Peter observes with envy Zooey’s circle of girlfriends, who dish about their sex lives and warn her that a man without male friends can be too “clingy.” Most women would probably love a man who prefers spending time with them to “male bonding” at strip clubs, but still, Peter decides to find a buddy through a series of “man dates” arranged by his well-meaning mom (Jane Curtin) and gay brother (Andy Samberg).

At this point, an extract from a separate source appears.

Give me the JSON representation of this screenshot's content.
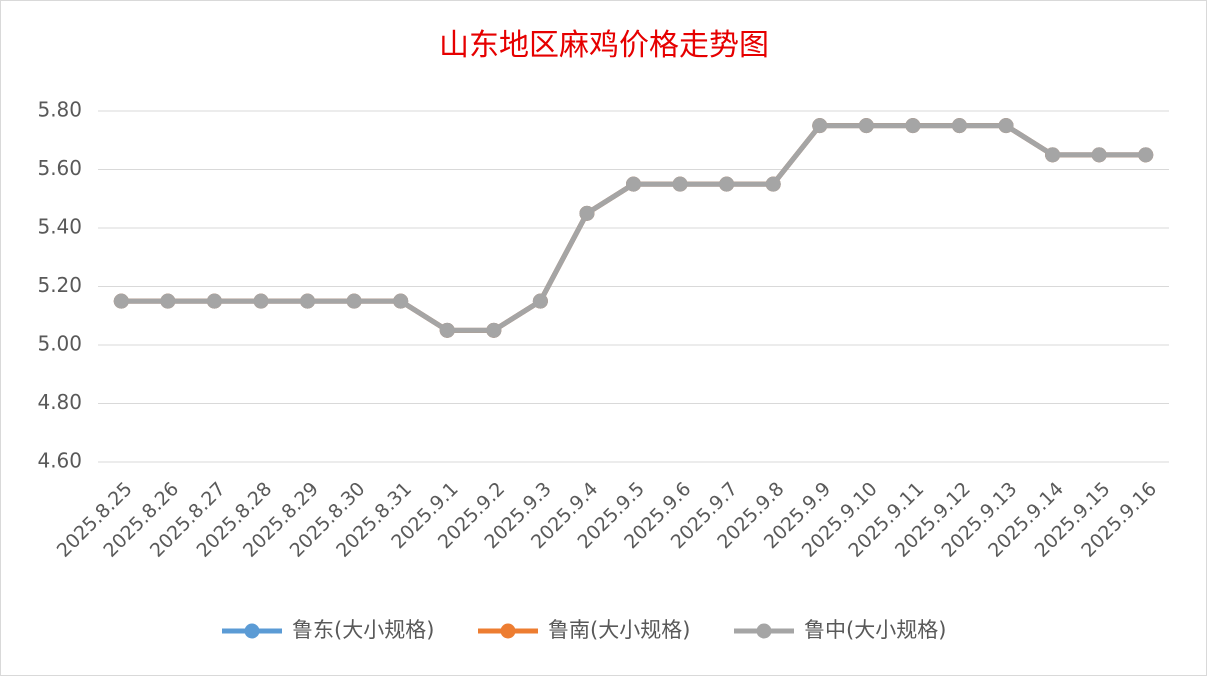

After a slew of predictably disastrous meetings — an old man, a “high talker,” and a gay man who plants a deep kiss on our bemused hetero hero — Peter meets Sidney Fife (Segel), a tall, shambling beach bum in comically mismatched clothes. Sidney, who has crashed Peter’s open house trolling for free food, impresses Peter with his complete disregard for convention. Peter pursues Sidney like a besotted schoolboy.


Sidney, a variation on the slacker character usually played by Seth Rogen, is a seductive pal. He lives an arrested-development fantasy life in “the man cave,” a garage filled with toys for boys, including guitars on which the pair, who share a fondness for Rush, jam gleefully to “Tom Sawyer.” Sidney, who describes himself as an investor, has few responsibilities besides jacking off and walking his dog (and refusing to pick up after him). Sidney is a great buddy but a bad influence: he prods Peter to question his marriage plans and causes friction between Peter and Zooey. When Sidney invites Peter to see the senescent Geddy Lee and company in concert, Peter drags Zooey along, and the two men completely ignore her.

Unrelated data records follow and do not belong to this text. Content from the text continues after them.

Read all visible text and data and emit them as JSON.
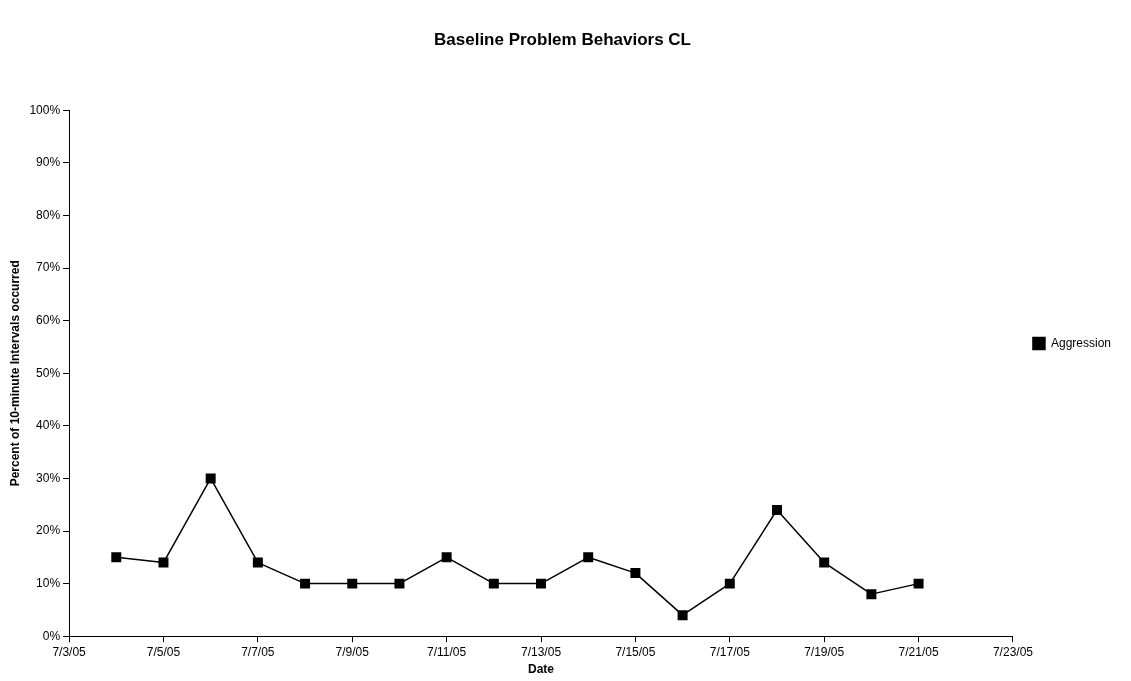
{
  "chart_data": {
    "type": "line",
    "title": "Baseline Problem Behaviors CL",
    "xlabel": "Date",
    "ylabel": "Percent of 10-minute Intervals occurred",
    "x": [
      "--07-04",
      "--07-05",
      "--07-06",
      "--07-07",
      "--07-08",
      "--07-09",
      "--07-10",
      "--07-11",
      "--07-12",
      "--07-13",
      "--07-14",
      "--07-15",
      "--07-16",
      "--07-17",
      "--07-18",
      "--07-19",
      "--07-20",
      "--07-21"
    ],
    "series": [
      {
        "name": "Aggression",
        "color": "#000000",
        "values": [
          15,
          14,
          30,
          14,
          10,
          10,
          10,
          15,
          10,
          10,
          15,
          12,
          4,
          10,
          24,
          14,
          8,
          10
        ]
      }
    ],
    "xlim": [
      "--07-03",
      "--07-23"
    ],
    "xticks": [
      {
        "value": "--07-03",
        "label": "7/3/05"
      },
      {
        "value": "--07-05",
        "label": "7/5/05"
      },
      {
        "value": "--07-07",
        "label": "7/7/05"
      },
      {
        "value": "--07-09",
        "label": "7/9/05"
      },
      {
        "value": "--07-11",
        "label": "7/11/05"
      },
      {
        "value": "--07-13",
        "label": "7/13/05"
      },
      {
        "value": "--07-15",
        "label": "7/15/05"
      },
      {
        "value": "--07-17",
        "label": "7/17/05"
      },
      {
        "value": "--07-19",
        "label": "7/19/05"
      },
      {
        "value": "--07-21",
        "label": "7/21/05"
      },
      {
        "value": "--07-23",
        "label": "7/23/05"
      }
    ],
    "ylim": [
      0,
      100
    ],
    "yticks": [
      {
        "value": 0,
        "label": "0%"
      },
      {
        "value": 10,
        "label": "10%"
      },
      {
        "value": 20,
        "label": "20%"
      },
      {
        "value": 30,
        "label": "30%"
      },
      {
        "value": 40,
        "label": "40%"
      },
      {
        "value": 50,
        "label": "50%"
      },
      {
        "value": 60,
        "label": "60%"
      },
      {
        "value": 70,
        "label": "70%"
      },
      {
        "value": 80,
        "label": "80%"
      },
      {
        "value": 90,
        "label": "90%"
      },
      {
        "value": 100,
        "label": "100%"
      }
    ],
    "grid": false,
    "legend": "right",
    "marker": "square",
    "line_style": "solid"
  }
}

Sidney is meant to be a kind of noble savage, but the character is incoherently written. He is at times a dispenser of sage business advice, at other times pathologically antisocial, making a fellatio-themed engagement toast and assaulting Peter’s client, Lou “The Hulk” Ferrigno. When Sidney asks Peter for a sizable loan, the movie hints at something darker, but everything is quickly resolved in the manner of a television sitcom.


The movie advances the notion that men can have greater intimacy with men than with women, though except for Peter’s brother, they’re not gay, okay? But it also argues against the idea: Peter was perfectly happy as a man who is most comfortable around women. Not all men think poker games and bong circles are the height of human experience.


Wobbly premise aside, the movie, while not raucously hilarious, has a breezy likeability, mainly owing to the cute and charismatic Rudd, whose character spends much of the movie trying to master the art of casual banter and invariably ends up sounding like the Lucky Charms leprechaun.


A version of this appeared in Cleveland Scene.